Ailey’s “Revelations” remains one of the most important American classics in all of dance history, and as an artistic document of African American culture. For it to be performed during Black History month during a year of blatant racism once again threatens the very foundation of our nation, is a powerful statement of enduring hope and artistic freedom.

Great to see Hope Boykin and Michael Jackson, Jr. both former Danco dancers in the trio with Fana Tesfagiorgis during the spiritual ‘Didn’t my Lord Deliver Daniel.’  Afro-Caribbean music pulses in as flags, totems and parasol are wielded in a soulful processional and gloriously danced by Daniel Harder, Megan Jakel, Jeroboam Bozeman and Sean Aaron Carmon. It segues into Ailey’s iconic tableaux Wade in the Water, danced by Rachael McLaren, Vernard J. Gilmore and Akua Nani Parker.

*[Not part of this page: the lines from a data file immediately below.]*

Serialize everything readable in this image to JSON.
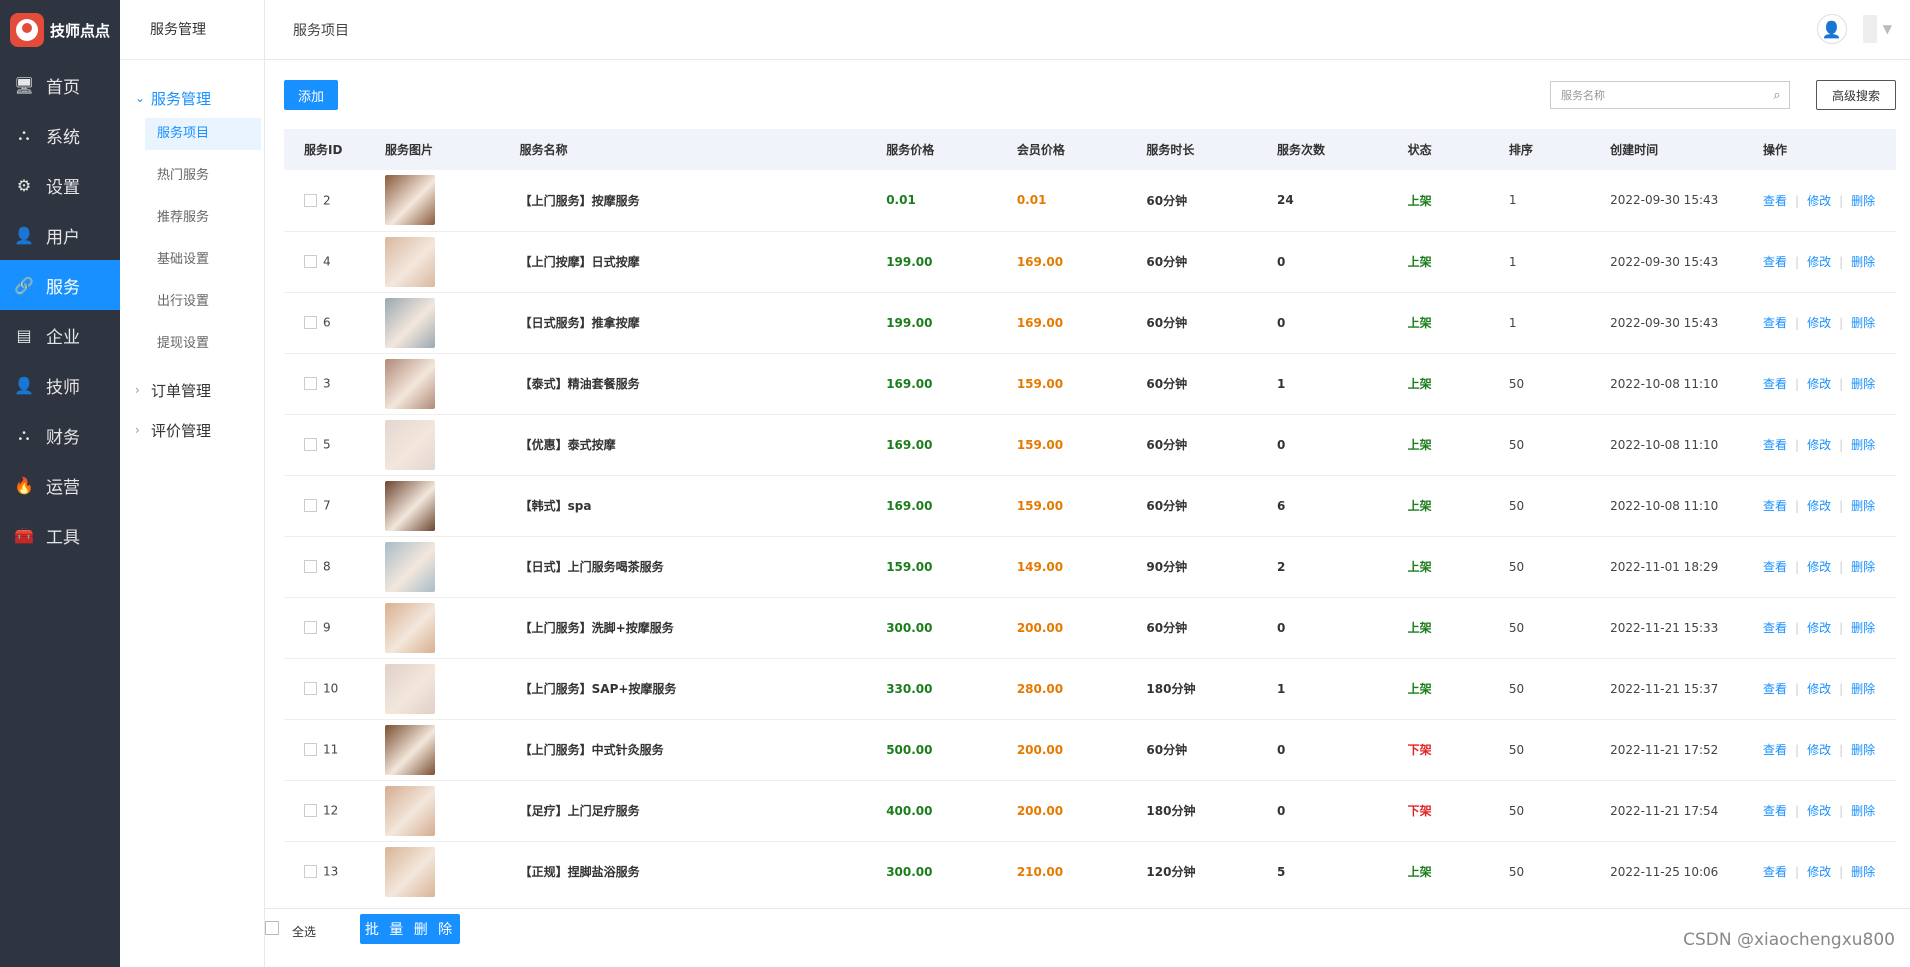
{
  "brand": {
    "title": "技师点点"
  },
  "sidebar": {
    "items": [
      {
        "label": "首页",
        "icon": "🖥",
        "name": "monitor-icon"
      },
      {
        "label": "系统",
        "icon": "⛬",
        "name": "sitemap-icon"
      },
      {
        "label": "设置",
        "icon": "⚙",
        "name": "gear-icon"
      },
      {
        "label": "用户",
        "icon": "👤",
        "name": "user-icon"
      },
      {
        "label": "服务",
        "icon": "🔗",
        "name": "link-icon",
        "active": true
      },
      {
        "label": "企业",
        "icon": "▤",
        "name": "store-icon"
      },
      {
        "label": "技师",
        "icon": "👤",
        "name": "user-icon"
      },
      {
        "label": "财务",
        "icon": "⛬",
        "name": "sitemap-icon"
      },
      {
        "label": "运营",
        "icon": "🔥",
        "name": "fire-icon"
      },
      {
        "label": "工具",
        "icon": "🧰",
        "name": "toolbox-icon"
      }
    ]
  },
  "submenu": {
    "header": "服务管理",
    "group_open": "服务管理",
    "items": [
      "服务项目",
      "热门服务",
      "推荐服务",
      "基础设置",
      "出行设置",
      "提现设置"
    ],
    "group_order": "订单管理",
    "group_review": "评价管理"
  },
  "topbar": {
    "title": "服务项目"
  },
  "toolbar": {
    "add_label": "添加",
    "search_placeholder": "服务名称",
    "advanced_label": "高级搜索"
  },
  "table": {
    "headers": [
      "服务ID",
      "服务图片",
      "服务名称",
      "服务价格",
      "会员价格",
      "服务时长",
      "服务次数",
      "状态",
      "排序",
      "创建时间",
      "操作"
    ],
    "actions": [
      "查看",
      "修改",
      "删除"
    ],
    "rows": [
      {
        "id": "2",
        "name": "【上门服务】按摩服务",
        "price": "0.01",
        "member": "0.01",
        "duration": "60分钟",
        "count": "24",
        "status": "上架",
        "sort": "1",
        "created": "2022-09-30 15:43",
        "img_color": "#8a5a3c"
      },
      {
        "id": "4",
        "name": "【上门按摩】日式按摩",
        "price": "199.00",
        "member": "169.00",
        "duration": "60分钟",
        "count": "0",
        "status": "上架",
        "sort": "1",
        "created": "2022-09-30 15:43",
        "img_color": "#d9b8a0"
      },
      {
        "id": "6",
        "name": "【日式服务】推拿按摩",
        "price": "199.00",
        "member": "169.00",
        "duration": "60分钟",
        "count": "0",
        "status": "上架",
        "sort": "1",
        "created": "2022-09-30 15:43",
        "img_color": "#9aa8b0"
      },
      {
        "id": "3",
        "name": "【泰式】精油套餐服务",
        "price": "169.00",
        "member": "159.00",
        "duration": "60分钟",
        "count": "1",
        "status": "上架",
        "sort": "50",
        "created": "2022-10-08 11:10",
        "img_color": "#b08a78"
      },
      {
        "id": "5",
        "name": "【优惠】泰式按摩",
        "price": "169.00",
        "member": "159.00",
        "duration": "60分钟",
        "count": "0",
        "status": "上架",
        "sort": "50",
        "created": "2022-10-08 11:10",
        "img_color": "#e2d6d0"
      },
      {
        "id": "7",
        "name": "【韩式】spa",
        "price": "169.00",
        "member": "159.00",
        "duration": "60分钟",
        "count": "6",
        "status": "上架",
        "sort": "50",
        "created": "2022-10-08 11:10",
        "img_color": "#6a4530"
      },
      {
        "id": "8",
        "name": "【日式】上门服务喝茶服务",
        "price": "159.00",
        "member": "149.00",
        "duration": "90分钟",
        "count": "2",
        "status": "上架",
        "sort": "50",
        "created": "2022-11-01 18:29",
        "img_color": "#a8bcc8"
      },
      {
        "id": "9",
        "name": "【上门服务】洗脚+按摩服务",
        "price": "300.00",
        "member": "200.00",
        "duration": "60分钟",
        "count": "0",
        "status": "上架",
        "sort": "50",
        "created": "2022-11-21 15:33",
        "img_color": "#d8b090"
      },
      {
        "id": "10",
        "name": "【上门服务】SAP+按摩服务",
        "price": "330.00",
        "member": "280.00",
        "duration": "180分钟",
        "count": "1",
        "status": "上架",
        "sort": "50",
        "created": "2022-11-21 15:37",
        "img_color": "#e0d0c8"
      },
      {
        "id": "11",
        "name": "【上门服务】中式针灸服务",
        "price": "500.00",
        "member": "200.00",
        "duration": "60分钟",
        "count": "0",
        "status": "下架",
        "sort": "50",
        "created": "2022-11-21 17:52",
        "img_color": "#7a4e30"
      },
      {
        "id": "12",
        "name": "【足疗】上门足疗服务",
        "price": "400.00",
        "member": "200.00",
        "duration": "180分钟",
        "count": "0",
        "status": "下架",
        "sort": "50",
        "created": "2022-11-21 17:54",
        "img_color": "#d4ac90"
      },
      {
        "id": "13",
        "name": "【正规】捏脚盐浴服务",
        "price": "300.00",
        "member": "210.00",
        "duration": "120分钟",
        "count": "5",
        "status": "上架",
        "sort": "50",
        "created": "2022-11-25 10:06",
        "img_color": "#d8b494"
      }
    ]
  },
  "footer": {
    "select_all": "全选",
    "batch_delete": "批 量 删 除"
  },
  "watermark": "CSDN @xiaochengxu800"
}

The beatified and anguished moves of Ailey’s solo  ‘I Wanna Be Ready’ danced with precision and passion by Yannick Lebron. But it was ‘Sinner Man’- danced by Jeroboam Bozeman (also a former Danco dancer), Jermaine Terry and Sean Aaron Carmon- that electrified the crowd most, each dancer attacking Ailey’s torrential turns and thrilling jumps at full throttle as they hurl around the stage in symbolic escape.

The finale of the church ladies fanning gossip in ‘The Day is Past and Gone’, then the male congregation joining them for the rituals of the church service for ‘Rocka My Soul in the Bosom of Abraham’ which Ailey makes a most rousing closer. As the curtain was slowly descending before the cast bows, some  audience members bolted up the aisle to avoid the crush, one supposes, but the laugh is on them since they missed out on one of the most inspiring Ailey traditions, the reprise of ‘Bosom’ with some extra moves that on this night blew the Merriam Theater roof off once again.